Biggest production decrease ever in Dutch industry, not as bad as rest of EU
The economic consequences of the coronavirus resulted in a record decrease in production for Dutch industry. As a result, the confidence Dutch purchasing managers have in economic developments dropped to the level of May 2009. The situation in the rest of Europe looks quite a bit worse, according to the purchasing managers index (PMI) by Nevi, a training center for purchasing managers and supply chain managers, RTL Nieuws and Financieele Dagblad report.
The PMI measures the performance of the processing industry. Nevi sends a survey every month to 400 companies that are representatives of Dutch industry, asking bout production, new orders, purchased material, stocks, employment and delivery times. This provides insight into the economic growth an purchasing managers' confidence. A PMI score above 50 indicates growth, below 50 indicates decline.

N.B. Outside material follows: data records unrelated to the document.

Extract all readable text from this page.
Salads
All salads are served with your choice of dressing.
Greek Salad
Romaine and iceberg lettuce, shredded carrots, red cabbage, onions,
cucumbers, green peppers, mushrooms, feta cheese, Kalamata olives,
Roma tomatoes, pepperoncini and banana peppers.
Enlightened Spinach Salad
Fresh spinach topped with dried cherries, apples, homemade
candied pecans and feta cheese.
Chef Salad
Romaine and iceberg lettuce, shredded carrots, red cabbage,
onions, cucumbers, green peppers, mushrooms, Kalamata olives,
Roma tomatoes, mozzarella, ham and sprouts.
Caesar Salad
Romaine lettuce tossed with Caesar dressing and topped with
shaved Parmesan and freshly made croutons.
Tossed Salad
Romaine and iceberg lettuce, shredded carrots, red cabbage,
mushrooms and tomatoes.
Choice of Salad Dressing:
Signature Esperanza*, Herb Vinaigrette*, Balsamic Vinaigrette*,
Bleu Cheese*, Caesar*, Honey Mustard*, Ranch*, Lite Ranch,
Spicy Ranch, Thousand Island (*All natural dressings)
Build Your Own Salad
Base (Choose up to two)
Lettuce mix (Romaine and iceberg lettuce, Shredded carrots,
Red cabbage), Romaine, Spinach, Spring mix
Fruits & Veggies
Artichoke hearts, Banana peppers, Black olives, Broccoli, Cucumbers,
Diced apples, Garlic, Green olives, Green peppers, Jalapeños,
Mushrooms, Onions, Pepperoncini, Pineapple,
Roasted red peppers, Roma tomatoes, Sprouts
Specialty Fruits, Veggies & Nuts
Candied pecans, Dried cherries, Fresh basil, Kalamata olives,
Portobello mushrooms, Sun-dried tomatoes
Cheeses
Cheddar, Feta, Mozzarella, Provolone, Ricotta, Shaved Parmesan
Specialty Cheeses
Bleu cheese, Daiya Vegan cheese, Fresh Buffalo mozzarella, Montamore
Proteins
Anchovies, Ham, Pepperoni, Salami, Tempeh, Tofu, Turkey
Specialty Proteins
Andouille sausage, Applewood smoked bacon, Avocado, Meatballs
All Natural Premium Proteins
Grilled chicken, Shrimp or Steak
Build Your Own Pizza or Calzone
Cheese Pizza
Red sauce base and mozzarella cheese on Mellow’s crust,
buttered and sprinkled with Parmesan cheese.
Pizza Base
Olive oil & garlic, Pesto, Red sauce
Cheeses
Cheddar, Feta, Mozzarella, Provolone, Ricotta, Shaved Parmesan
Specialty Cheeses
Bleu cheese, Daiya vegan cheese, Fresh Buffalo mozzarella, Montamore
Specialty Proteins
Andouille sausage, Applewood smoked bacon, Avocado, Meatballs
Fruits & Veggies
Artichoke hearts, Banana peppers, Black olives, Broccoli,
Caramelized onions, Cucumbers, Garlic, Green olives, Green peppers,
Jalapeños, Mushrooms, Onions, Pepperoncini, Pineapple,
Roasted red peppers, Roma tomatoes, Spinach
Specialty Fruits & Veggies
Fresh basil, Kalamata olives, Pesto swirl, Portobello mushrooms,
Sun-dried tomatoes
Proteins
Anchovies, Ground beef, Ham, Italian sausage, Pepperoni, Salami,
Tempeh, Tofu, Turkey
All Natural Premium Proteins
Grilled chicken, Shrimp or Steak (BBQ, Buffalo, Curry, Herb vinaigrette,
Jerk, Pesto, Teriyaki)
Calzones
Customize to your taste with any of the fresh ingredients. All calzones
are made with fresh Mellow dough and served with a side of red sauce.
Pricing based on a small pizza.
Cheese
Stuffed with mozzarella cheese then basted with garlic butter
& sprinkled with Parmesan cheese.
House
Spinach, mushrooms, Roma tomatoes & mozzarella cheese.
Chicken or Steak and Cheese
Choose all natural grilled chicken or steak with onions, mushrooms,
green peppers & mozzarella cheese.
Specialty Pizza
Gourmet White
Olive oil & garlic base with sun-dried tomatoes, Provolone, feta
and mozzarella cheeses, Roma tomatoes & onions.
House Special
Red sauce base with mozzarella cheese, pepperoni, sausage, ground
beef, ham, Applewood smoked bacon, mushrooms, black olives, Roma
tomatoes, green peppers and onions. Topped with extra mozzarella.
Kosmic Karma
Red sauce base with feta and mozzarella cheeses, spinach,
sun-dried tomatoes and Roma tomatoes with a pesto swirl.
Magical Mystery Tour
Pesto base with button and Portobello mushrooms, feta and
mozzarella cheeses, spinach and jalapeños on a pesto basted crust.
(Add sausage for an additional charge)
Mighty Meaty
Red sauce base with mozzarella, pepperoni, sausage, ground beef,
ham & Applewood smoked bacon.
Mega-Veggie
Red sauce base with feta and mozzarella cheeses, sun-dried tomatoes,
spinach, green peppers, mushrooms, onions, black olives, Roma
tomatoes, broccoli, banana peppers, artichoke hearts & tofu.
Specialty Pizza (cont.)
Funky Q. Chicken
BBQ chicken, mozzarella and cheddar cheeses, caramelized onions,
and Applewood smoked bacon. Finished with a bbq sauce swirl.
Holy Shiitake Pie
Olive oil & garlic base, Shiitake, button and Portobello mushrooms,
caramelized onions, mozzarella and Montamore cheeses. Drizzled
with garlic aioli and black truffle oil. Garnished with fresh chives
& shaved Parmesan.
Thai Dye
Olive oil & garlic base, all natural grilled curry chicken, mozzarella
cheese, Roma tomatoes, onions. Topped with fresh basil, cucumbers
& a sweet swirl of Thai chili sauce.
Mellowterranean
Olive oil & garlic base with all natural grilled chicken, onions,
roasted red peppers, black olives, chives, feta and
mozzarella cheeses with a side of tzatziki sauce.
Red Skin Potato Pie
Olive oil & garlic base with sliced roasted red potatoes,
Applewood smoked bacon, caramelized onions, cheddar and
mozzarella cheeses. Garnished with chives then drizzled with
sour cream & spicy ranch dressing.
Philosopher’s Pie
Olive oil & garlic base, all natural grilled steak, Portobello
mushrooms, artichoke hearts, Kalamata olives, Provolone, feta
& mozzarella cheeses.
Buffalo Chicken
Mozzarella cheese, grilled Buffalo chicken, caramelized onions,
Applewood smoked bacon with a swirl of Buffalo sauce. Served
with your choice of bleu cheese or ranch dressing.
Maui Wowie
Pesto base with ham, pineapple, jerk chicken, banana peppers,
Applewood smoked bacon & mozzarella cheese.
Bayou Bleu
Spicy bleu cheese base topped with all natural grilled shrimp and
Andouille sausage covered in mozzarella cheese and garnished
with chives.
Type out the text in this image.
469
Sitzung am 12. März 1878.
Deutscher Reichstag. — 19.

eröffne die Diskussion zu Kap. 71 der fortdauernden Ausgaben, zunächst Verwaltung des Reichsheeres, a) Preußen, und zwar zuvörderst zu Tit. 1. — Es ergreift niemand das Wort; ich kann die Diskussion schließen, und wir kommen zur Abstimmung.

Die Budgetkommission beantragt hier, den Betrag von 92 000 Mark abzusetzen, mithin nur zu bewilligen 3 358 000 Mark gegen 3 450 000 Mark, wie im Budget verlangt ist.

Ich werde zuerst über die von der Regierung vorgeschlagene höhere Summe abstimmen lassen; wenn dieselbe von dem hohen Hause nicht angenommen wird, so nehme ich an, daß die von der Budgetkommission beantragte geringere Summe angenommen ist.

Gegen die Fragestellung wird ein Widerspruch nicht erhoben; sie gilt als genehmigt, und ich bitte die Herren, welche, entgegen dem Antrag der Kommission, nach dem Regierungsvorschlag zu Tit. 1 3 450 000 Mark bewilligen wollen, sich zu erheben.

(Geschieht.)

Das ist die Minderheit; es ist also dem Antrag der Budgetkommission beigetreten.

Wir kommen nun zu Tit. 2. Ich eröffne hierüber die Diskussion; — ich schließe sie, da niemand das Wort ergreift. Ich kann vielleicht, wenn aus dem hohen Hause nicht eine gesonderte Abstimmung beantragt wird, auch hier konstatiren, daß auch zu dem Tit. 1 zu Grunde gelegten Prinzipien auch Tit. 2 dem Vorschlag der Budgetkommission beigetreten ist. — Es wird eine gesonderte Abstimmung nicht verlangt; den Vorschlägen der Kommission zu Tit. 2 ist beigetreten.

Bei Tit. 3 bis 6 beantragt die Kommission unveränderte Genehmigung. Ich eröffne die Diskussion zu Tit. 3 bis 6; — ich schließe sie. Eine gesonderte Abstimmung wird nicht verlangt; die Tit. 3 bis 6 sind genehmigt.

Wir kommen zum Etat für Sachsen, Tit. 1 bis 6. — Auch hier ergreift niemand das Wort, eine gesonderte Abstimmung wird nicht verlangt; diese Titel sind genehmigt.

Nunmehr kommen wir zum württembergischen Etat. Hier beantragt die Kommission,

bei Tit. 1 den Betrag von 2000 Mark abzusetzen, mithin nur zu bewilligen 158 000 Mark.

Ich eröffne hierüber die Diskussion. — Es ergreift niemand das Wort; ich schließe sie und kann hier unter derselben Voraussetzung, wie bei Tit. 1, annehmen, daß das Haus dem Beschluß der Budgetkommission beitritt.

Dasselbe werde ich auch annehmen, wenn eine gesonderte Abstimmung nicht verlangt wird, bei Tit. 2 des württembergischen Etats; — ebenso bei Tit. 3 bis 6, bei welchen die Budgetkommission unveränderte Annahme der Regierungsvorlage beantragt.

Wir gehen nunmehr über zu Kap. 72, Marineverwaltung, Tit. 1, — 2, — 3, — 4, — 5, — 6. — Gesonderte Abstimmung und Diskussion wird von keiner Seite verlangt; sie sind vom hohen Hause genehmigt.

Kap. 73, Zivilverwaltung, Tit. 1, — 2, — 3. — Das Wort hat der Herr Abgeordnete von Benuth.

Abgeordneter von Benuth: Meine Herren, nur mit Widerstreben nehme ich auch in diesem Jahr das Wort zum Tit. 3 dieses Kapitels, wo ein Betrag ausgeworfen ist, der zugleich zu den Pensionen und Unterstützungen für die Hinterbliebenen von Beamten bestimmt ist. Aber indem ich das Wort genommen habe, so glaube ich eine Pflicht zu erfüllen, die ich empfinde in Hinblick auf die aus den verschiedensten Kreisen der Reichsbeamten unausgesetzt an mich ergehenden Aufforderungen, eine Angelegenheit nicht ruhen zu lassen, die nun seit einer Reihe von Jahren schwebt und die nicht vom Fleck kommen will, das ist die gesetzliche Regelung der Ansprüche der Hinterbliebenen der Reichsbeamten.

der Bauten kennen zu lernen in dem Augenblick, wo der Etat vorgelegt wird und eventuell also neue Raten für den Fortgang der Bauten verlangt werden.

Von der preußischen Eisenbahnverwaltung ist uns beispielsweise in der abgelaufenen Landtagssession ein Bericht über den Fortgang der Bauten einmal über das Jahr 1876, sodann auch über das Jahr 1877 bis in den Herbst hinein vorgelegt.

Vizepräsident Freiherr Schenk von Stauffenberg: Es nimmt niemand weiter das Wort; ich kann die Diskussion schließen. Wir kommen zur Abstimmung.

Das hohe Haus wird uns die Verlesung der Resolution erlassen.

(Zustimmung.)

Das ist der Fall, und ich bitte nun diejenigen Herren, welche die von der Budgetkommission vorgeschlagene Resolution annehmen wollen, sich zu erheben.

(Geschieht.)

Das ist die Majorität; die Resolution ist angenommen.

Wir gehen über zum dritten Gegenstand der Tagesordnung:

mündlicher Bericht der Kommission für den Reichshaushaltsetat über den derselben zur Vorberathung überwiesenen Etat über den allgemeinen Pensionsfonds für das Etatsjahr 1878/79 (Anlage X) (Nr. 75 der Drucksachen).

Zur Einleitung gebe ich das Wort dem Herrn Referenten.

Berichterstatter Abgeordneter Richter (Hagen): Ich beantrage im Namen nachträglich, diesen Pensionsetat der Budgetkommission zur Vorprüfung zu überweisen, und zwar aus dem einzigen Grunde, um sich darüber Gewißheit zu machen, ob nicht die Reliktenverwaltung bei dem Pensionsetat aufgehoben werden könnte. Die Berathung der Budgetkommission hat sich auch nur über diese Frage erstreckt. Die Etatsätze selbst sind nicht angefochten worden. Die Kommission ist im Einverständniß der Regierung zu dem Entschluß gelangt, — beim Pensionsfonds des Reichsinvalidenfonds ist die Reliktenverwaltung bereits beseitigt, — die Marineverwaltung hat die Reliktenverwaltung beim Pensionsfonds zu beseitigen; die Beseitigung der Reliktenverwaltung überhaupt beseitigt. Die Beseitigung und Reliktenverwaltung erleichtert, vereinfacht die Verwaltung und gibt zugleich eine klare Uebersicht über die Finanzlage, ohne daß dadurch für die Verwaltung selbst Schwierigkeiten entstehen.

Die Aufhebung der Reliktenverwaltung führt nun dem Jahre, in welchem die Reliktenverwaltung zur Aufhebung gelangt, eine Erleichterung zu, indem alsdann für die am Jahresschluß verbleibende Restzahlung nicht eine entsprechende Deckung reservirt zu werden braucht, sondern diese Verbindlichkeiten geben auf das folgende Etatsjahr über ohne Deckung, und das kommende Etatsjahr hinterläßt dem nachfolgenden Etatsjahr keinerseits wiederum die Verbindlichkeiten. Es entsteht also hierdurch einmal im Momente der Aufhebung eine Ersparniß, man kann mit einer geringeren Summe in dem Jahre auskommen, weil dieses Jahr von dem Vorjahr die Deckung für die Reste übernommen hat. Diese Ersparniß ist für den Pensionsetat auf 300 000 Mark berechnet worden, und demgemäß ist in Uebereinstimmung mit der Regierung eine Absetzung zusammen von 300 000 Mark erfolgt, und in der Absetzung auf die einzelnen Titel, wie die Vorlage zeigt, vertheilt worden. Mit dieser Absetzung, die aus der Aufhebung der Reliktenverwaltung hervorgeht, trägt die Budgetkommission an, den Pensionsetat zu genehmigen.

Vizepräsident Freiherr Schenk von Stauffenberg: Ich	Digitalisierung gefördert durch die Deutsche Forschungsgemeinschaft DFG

The Dutch PMI score for April 2020 stood at 41.3, down from 50.5 in March. That is the biggest decrease ever in one month. But the index for the entire eurozone looks quite a bit worse, dropping from 44.5 in March to 33.4 in April. According to FD, the industry in all other eurozone countries scored worse than in the Netherlands. Ireland and Germany are best off with PMI scores of 36.0 and 34.5 respectively. France, Spain, Italy and Poland all have scores around 31.
Nico Klene of ABN Amro told FD that the Netherlands' "intelligent lockdown" helped dampen the blow for Dutch industry. "I have no doubt that the degree of lockdown plays a role," he said. "Germany also has a less strict social abstinence, which explains why Germany also performs less badly than the average. This also has an effect on Dutch industry, which makes a lot of deliveries to German industry."
According to Klene, it was already clear in March that industry in the Netherlands was doing better than elsewhere in Europe. He sees the results of April as a new indication that the Dutch economy may suffer less from the coronavirus than other economies, according to the newspaper.
Another ABN Amro economist, Albert Jan Swart, told RTL Nieuws that it will take Dutch industry a while yet to recover. "Many companies will have little demand for a longer period of time. It makes no sense to invest if you are also short on cash," he said, pointing out that Dutch industry is largely focused on exports, so what is happening in the Netherlands itself only plays a small role. "70 percent of what is earned in the sector is earned from exports. The global picture is much more important. It must be clear when we can return to a normal situation without restrictions, only then will confidence be restored."
According to the Nevi figures, the Netherlands saw a very sharp decline in production and the number of new orders in April, with production falling from 48.5 in March to 33.3 in April, and new orders falling from 44.9 to 29.3. The employment index fell from 49.0 in March to 39.9 in April - the biggest decrease in staff numbers since July 2009.